One night shortly thereafter, the Marquise and Urbain came to relieve Mrs. Bread at the Marquis's bedside. The Marquis gave a sound like a scared child when he saw that Mrs. Bread was going. Later that night, when Mrs. Bread went to take her turn as nurse, she found Urbain pacing in front of the Marquis' door. The Marquise came out, looking very pale, saying that she must have fallen asleep because when she woke up the Marquise was near death. Urbain left to get the doctor and was gone a long time.

Urbain finally returned, and Mrs. Bread spied him talking with the Marquise at length. Mrs. Bread returned alone to the sickroom and found the Marquis' eyes open. The Marquis revealed that he was almost dead, killed by his wife who would soon kill his daughter as well. Asking Mrs. Bread for a piece of paper, he scribbled a testament, then begged her to hide it and to give it to someone who would act on it rightly.

The doctor finally arrived and pronounced it a false alarm. The Marquise again opened his eyes, but at that moment, the Marquise entered. The Marquis took one look at her, wailed, convulsed, and died. Despite this dramatic twist, the country doctor's suspicions were easily hushed up. Meanwhile, Mrs. Bread has kept the Marquis' note all this time, but has never shown it to a soul.

Later that night, Mrs. Bread brings the note to Newman's hotel room. The note, which explains that the Marquise killed the Marquis in order to marry his beloved daughter to the Count de Cintré, is signed Henri-Urbain de Bellegarde.

Analysis

Claire's decision to become a nun, announced in Chapter 20 and confirmed in Chapters 21–23, represents her final attempt to escape her family's power. Her first marriage, to the Comte de Cintré, left her at the mercy of a petty, despicable husband. Claire's renunciation of her husband's money following his death was bought at the price of further obedience to her mother and brother, for a period of ten years, on any issue but marriage. Claire's second engagement, to Newman, has promised freedom but is summarily trumped by the Bellegardes' reassertion of their power. Claire's third and final marriage, entering the nunnery as the bride of Christ, is the only one that takes her beyond her family's control. Further, the choice of the nunnery gives symbolic closure to Claire's lifelong flight. Her renunciation of the Comte's money and Newman's happiness both echo and reaffirm the nun's renunciation of material goods and earthly pleasure. The convent, ironically, promises escape and freedom. By entirely renouncing her individual wants and personal will to a greater glory, Claire also renounces the suffering that has came as a result of her struggles with her family. Claire, by renouncing her own agency, avoids the guilt that haunts desire. Finally, her choice of the convent is effectively a choice of Christianity, which is implicitly compared to the book's two other religious systems—capitalism and the House of Bellegarde.

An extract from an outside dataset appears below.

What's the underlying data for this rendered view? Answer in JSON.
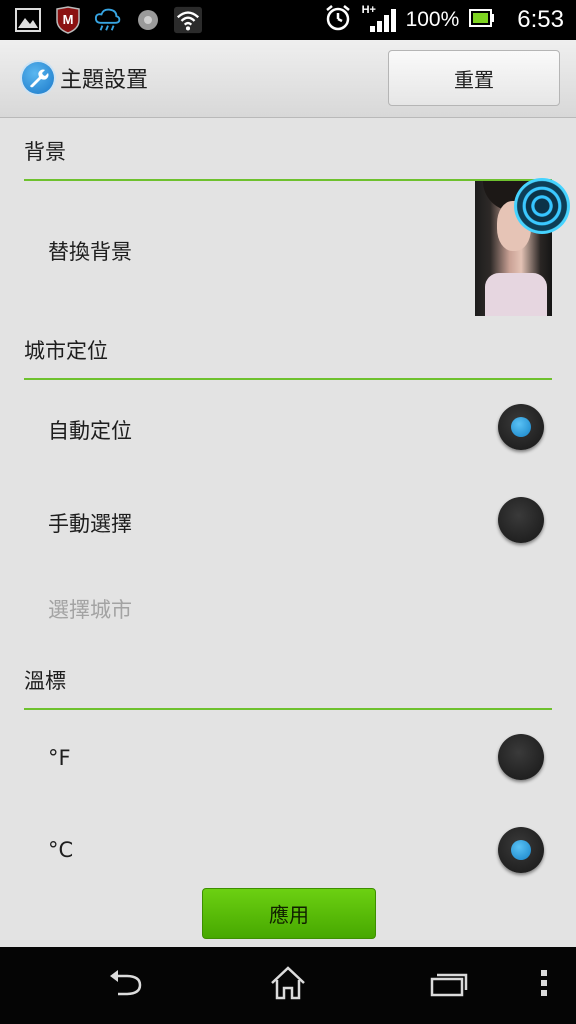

Newman's attempt in Chapter 17 to convince Valentin to work in an American bank is marked by language of conversion and spiritual zeal. Likewise, Claire explicitly compares her family to a religion in Chapter 20. Claire's choice of Christianity over either her family's rule or Newman's hand thus represents what—to her peers or to a nineteenth-century Anglo reader—would be the morally satisfying choice of the true religion.

Newman's confrontation with the Bellegardes in this chapter revolves around the critical notion of the secret. Throughout the novel, what is easily known and seen is often at the mercy of what is not immediately known or seen. There are endless examples of the palpability of the unseen: Claire's tears on her way from confession, Mrs. Tristram's and Valentin's independent assertions that Newman does not know what he faces in confronting the Bellegardes, Urbain's first mysterious pronouncement upon seeing Newman that Claire is not at home, the Marquise's agreement to accept Newman on her own terms, Urbain's ambiguous glance at Newman in the wake of Lord Deepmere's arrival, Claire's admitted fear of her family, Valentin's deathbed confession, and Claire's agony over others' suffering. Indeed, the secrets in The American are not properly secret: even if their content is unknown, their existence and influence are clear. They are a particularly valuable currency because they represent imperfect information—a card that gives significant advantage to whoever holds it. Newman's threatening of the Bellegardes is an attempt to exploit this asymmetry in as honest a way as possible. However, the attempt fails because Newman has no idea whether his trump card is a powerful one, and thus cannot know how far to force his hand. James emphasizes the flow of influence between the known and the unknown in this passage by implicitly juxtaposing two notes, both signed Henri-Urbain de Bellegarde. Urbain writes the first note at the end of Chapter 21, calling Newman's bluff by confirming Claire's decision to enter the convent. Urbain's father, the Marquis de Bellegarde, has written the first note, which is revealed at the end of Chapter 22. This second note attests to the Marquis' own murder at the hands of his wife and son. The artifacts mirror each other in intensity, brevity, and form. The second letter is the key, however: its very existence threatens the arrogant, invincible Bellegarde sensibility we see in the first letter. If exposed, the family's previously invisible secret could topple the façade of their visible world.